A companion, who had a morning-after-the night-before  and had to exit early,  asked me on the way home to name a favourite object.    To do so would diminish the project, though one could say the captions; they were honed, lively, insightful.  One felt the care of curation.  But most astonishing:  this glass jar (they say jar,  I want to say jug, though there is no lip).  Not only were the Romans using glass that would have taken pride of place on our dining table, but the almost perfect roundness of this piece spoke of rapid and repeat production.

Pompeii Ashmolean

Glass jar, Pompeii, AD50-79

The fine aesthetic sense of the ancients came across at every turn.  The quality of the pre-Roman, Etruscan workmanship was extraordinary enough.   How did they not discover electricity?

Also a small miracle of survival in the eruption, and for two millennia after.


Etruscan candelabrum (left) surmounted by figures of a woman and boy. Umbria, 500-475 BC. Other Etruscan and Greek-import objects.

Next, the spontaneous quality of this fresco.  Of if not spontaneous, the speed of execution, brushwork that was confident and quick; one could sense the workman-artist moving swiftly across the plaster.  The mountain side, in particular the leaves, built up of swift, unhesitating dabs and strokes.  In all the frescoes present (some framed as pictures, and therefore out of context, but with a full wall of one room doing them justice) the question: what were they using for paint, and how did they survive?

Fresco showing the wine God Bacchus, and Mount Vesuvius. Bacchus pours (paws?) wine for his pet panther, as one does. Colour and lighting poor in my photo.

The exhibition reflected our contrasting sources of information on Roman life.   The frescoes; extraordinarily fine sculpture of faces; written notes made of wax, to be read and erased, a kind of Roman e-mail, but where the stylus left decipherable traces on the wood below, for archeologists to read.    A mosaic informing us that the Romans used fermented fish sauce, a staple now of Eastern rather than Western cuisine.

Crude but informative: the HP of the day.  Mosaic showing a bottle for fish sauce. “Garum, or liquamen, a sauce made from fermented fish, was key to Roman cooking.” Show’s the maker’s name, Scauri.
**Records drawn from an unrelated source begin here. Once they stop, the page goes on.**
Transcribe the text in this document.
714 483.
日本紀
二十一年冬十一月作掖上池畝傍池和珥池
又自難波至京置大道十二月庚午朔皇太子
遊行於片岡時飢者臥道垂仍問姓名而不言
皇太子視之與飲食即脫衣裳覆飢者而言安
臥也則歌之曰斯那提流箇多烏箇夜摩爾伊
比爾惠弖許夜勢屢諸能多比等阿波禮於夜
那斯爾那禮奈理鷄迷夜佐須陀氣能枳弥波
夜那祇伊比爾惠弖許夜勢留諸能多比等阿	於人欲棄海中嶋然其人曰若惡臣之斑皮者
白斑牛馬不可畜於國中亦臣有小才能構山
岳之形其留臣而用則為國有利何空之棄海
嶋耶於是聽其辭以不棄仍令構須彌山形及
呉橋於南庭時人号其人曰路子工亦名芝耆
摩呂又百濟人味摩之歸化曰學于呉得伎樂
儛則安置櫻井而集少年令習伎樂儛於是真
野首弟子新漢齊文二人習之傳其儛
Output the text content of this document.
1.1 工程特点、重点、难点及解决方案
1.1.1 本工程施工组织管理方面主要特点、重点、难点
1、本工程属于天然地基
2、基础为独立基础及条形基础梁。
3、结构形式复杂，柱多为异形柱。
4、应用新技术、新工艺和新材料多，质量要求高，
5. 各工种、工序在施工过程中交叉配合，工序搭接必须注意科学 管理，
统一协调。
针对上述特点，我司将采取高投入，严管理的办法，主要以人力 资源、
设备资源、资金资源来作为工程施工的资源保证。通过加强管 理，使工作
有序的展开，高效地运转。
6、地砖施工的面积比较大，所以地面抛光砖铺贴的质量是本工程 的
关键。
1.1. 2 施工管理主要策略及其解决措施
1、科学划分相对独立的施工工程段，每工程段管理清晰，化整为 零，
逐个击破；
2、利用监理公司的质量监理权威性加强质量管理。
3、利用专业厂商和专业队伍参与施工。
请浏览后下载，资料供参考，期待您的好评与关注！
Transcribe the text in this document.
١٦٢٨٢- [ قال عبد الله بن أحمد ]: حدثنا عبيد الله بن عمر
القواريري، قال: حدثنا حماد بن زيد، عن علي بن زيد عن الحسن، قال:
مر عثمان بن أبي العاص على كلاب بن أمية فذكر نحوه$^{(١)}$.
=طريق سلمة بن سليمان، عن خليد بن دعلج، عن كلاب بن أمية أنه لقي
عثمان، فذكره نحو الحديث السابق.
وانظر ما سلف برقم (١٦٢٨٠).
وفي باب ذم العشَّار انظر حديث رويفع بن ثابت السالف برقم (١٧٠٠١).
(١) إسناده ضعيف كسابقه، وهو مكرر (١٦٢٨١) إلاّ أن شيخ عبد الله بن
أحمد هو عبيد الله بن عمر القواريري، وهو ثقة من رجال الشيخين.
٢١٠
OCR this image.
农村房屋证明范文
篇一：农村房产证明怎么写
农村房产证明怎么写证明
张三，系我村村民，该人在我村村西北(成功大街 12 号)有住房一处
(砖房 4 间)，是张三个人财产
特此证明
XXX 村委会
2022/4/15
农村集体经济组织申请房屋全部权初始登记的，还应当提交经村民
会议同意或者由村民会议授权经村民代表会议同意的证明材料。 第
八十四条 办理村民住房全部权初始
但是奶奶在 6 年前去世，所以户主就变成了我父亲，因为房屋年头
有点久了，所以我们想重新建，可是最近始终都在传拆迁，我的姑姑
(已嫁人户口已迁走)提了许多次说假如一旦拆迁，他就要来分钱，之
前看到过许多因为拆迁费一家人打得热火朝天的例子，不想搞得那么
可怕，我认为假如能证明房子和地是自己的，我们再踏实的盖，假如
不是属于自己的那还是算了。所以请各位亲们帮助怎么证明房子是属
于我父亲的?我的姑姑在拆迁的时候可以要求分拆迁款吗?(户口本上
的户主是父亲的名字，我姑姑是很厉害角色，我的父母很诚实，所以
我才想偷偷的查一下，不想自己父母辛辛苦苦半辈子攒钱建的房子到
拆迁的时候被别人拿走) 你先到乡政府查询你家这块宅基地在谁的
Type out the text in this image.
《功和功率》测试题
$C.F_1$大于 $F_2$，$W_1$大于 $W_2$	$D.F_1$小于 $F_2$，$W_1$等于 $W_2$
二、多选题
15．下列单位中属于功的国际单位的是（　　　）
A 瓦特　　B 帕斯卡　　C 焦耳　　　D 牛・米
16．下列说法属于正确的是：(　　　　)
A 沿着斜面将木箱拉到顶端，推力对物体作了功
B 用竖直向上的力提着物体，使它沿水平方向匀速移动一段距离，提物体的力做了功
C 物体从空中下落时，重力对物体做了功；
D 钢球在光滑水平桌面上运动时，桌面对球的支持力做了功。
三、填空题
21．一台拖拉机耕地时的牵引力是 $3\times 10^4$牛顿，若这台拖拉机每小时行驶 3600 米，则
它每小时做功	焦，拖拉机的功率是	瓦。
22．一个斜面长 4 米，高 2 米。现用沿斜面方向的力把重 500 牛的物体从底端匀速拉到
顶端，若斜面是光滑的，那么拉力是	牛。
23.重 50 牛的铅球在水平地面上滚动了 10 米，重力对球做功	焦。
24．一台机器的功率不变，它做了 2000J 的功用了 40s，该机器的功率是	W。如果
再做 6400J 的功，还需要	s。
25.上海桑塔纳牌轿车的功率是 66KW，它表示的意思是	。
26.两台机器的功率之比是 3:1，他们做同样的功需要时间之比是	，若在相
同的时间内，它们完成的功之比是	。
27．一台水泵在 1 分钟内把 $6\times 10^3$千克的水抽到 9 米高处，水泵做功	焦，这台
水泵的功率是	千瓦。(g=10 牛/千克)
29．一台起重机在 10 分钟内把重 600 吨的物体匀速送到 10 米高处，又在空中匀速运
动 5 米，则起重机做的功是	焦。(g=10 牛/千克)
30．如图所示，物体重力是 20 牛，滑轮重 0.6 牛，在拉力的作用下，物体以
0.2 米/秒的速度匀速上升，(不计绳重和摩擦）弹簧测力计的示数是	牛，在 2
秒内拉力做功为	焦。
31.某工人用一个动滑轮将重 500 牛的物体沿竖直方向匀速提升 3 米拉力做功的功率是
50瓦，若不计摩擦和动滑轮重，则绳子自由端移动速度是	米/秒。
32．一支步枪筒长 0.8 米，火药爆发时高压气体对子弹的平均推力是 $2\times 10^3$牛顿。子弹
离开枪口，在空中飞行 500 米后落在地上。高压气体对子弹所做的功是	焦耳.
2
The mosaics are slow where the frescoes are fast; painstaking, planned.  Entirely taken out of context, as our teachers have stressed: they filled the floor, under furniture or foot, are now hung vertically, misleadingly,  in pieces, as works of art.   But the exhibition did a nuanced job of presenting them, the captions explaining how an “emblema” or centrepiece mosaic would have acted as a conversation piece.

There were three mosaics.   This was the show-piece:  it’s in the textbooks.

Pompeii mosaic Ashmolean

Mosaic, Greek in style, dated to about 100 BC. 23 varieties of fish, accurately represented

The tesserae, stones, are about 5mm in size, if that.   There’s anxtraordinarily quality of shading in these thoroughly three-dimensional, vivid, living images.  The slowness of the work must have heightened the skill of the detail; there are thousands of stones in a single fish.   The mosaic was very clearly repaired, and by the look of it polished flat.  Here’s a couple of close-ups.

Pompeii Ashmolean mosaic

A doe-eyed,  lesser-spotted dogfish turns towards us.



Another conversation-piece emblema, it’s supposed, this one for the dining-room floor.    A grinning skeleton with a wine-jug.  Drink and be merry.

Noting the emphasis created by the andamento, that seemed to gruesomely amplify the  grinning teeth, to heighten the lines of the ribs.

The dormouse in the show was a lovely, cheeky touch.  It’s in the Guardian story so you can see it there…Roberts was talking about a fine Roman museum in Chester that’s almost overlooked, so maybe that’s the next stop.   Or better Pompeii itself.